The word Jahira, Hans Glawischnig explains in this album’s liner notes, is an acronym for jazz history roundabout-absorbing the past while scooting ahead-and that concept goes hand in glove with the model that specifically informs the recording: the small-combo setups of Sonny Rollins and Charlie Haden. Building the arrangements around the particular freedoms his acoustic bass guitar affords him, the Austrian-born Glawischnig, in a trio setting with tenor and soprano saxophonist Samir Zarif and drummer Eric Doob, aims for and attains simplicity, clarity and directness throughout these nine tracks. Not a passage is superfluous, and although it’s essentially sparse, Jahira is abounding and full-bodied.

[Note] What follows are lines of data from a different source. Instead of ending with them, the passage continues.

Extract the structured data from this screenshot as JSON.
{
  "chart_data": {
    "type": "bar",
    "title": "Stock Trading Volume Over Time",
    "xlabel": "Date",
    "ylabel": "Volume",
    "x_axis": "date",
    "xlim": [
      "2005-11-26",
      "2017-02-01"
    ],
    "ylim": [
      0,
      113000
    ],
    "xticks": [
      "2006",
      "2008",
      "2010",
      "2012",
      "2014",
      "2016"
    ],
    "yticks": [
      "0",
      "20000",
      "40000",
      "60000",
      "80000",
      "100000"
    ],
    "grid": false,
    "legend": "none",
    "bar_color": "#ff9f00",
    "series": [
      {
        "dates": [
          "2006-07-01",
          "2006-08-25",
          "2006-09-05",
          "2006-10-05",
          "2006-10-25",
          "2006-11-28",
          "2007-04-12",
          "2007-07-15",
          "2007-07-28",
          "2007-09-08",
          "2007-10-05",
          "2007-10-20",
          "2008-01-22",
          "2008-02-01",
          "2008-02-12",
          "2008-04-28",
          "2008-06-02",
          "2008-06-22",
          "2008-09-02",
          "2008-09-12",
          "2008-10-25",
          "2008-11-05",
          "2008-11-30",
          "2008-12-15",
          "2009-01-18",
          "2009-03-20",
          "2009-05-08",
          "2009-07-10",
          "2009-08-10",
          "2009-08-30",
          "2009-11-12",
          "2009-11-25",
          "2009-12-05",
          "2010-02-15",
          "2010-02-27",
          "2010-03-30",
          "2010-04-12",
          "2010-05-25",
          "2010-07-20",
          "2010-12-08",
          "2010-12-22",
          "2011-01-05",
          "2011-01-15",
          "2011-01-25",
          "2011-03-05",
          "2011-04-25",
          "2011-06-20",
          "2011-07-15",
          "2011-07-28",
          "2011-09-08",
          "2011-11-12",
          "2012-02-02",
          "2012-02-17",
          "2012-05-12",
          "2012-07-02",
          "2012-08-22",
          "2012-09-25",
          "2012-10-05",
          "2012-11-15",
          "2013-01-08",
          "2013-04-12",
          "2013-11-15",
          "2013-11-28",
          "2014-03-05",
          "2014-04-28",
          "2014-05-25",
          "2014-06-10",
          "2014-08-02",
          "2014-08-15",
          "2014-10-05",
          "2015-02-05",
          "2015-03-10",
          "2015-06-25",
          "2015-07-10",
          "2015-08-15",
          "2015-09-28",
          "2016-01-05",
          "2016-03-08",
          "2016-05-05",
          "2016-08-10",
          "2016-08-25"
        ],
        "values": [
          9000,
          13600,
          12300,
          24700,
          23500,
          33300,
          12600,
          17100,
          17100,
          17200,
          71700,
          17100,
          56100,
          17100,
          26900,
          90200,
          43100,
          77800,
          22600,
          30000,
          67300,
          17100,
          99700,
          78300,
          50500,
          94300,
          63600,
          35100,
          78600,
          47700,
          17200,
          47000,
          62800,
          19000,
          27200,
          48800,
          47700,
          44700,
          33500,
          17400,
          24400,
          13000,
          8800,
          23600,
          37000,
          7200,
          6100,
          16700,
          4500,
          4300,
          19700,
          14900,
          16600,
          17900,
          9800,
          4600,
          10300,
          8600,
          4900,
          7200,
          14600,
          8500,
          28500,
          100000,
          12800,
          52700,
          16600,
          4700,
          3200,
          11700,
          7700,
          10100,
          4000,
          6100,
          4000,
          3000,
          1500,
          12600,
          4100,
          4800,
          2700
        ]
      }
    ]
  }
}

Melody is the propeller here; Glawischnig isn’t as interested in anchoring as he is in serving as co-lead with Zarif, whose lines are alternately burly and downy. Doob is a rock of a timekeeper, never getting pushy and contributing precise and tidy drumming. In “Crow Point,” one of Glawischnig’s six compositions, a propulsive, repetitive bass sets the direction, Doob dutifully doubling up the rhythm; Zarif enters tentatively, and only when he decides for certain where to take it does Glawischnig break out. Deeper they go and tougher they get; and when Zarif unexpectedly drops out midway, not to return until the track’s nearly spent, it seems in retrospect the right thing to do: It was bass/drums time.
On Bud Powell’s “Celia”-along with Zarif’s “Once I Hesitate” and Sam Rivers’ “Beatrice” the only cut not composed by the leader-it’s Glawischnig’s turn to lay back and let the other two open up. When the bassist emerges from the shadows with his solo, it’s so well framed and bursting with color you find yourself wishing he’d ride out the track with it, though he’s smart enough not to. Jahira is a textbook lesson in how to make so little feel like so much.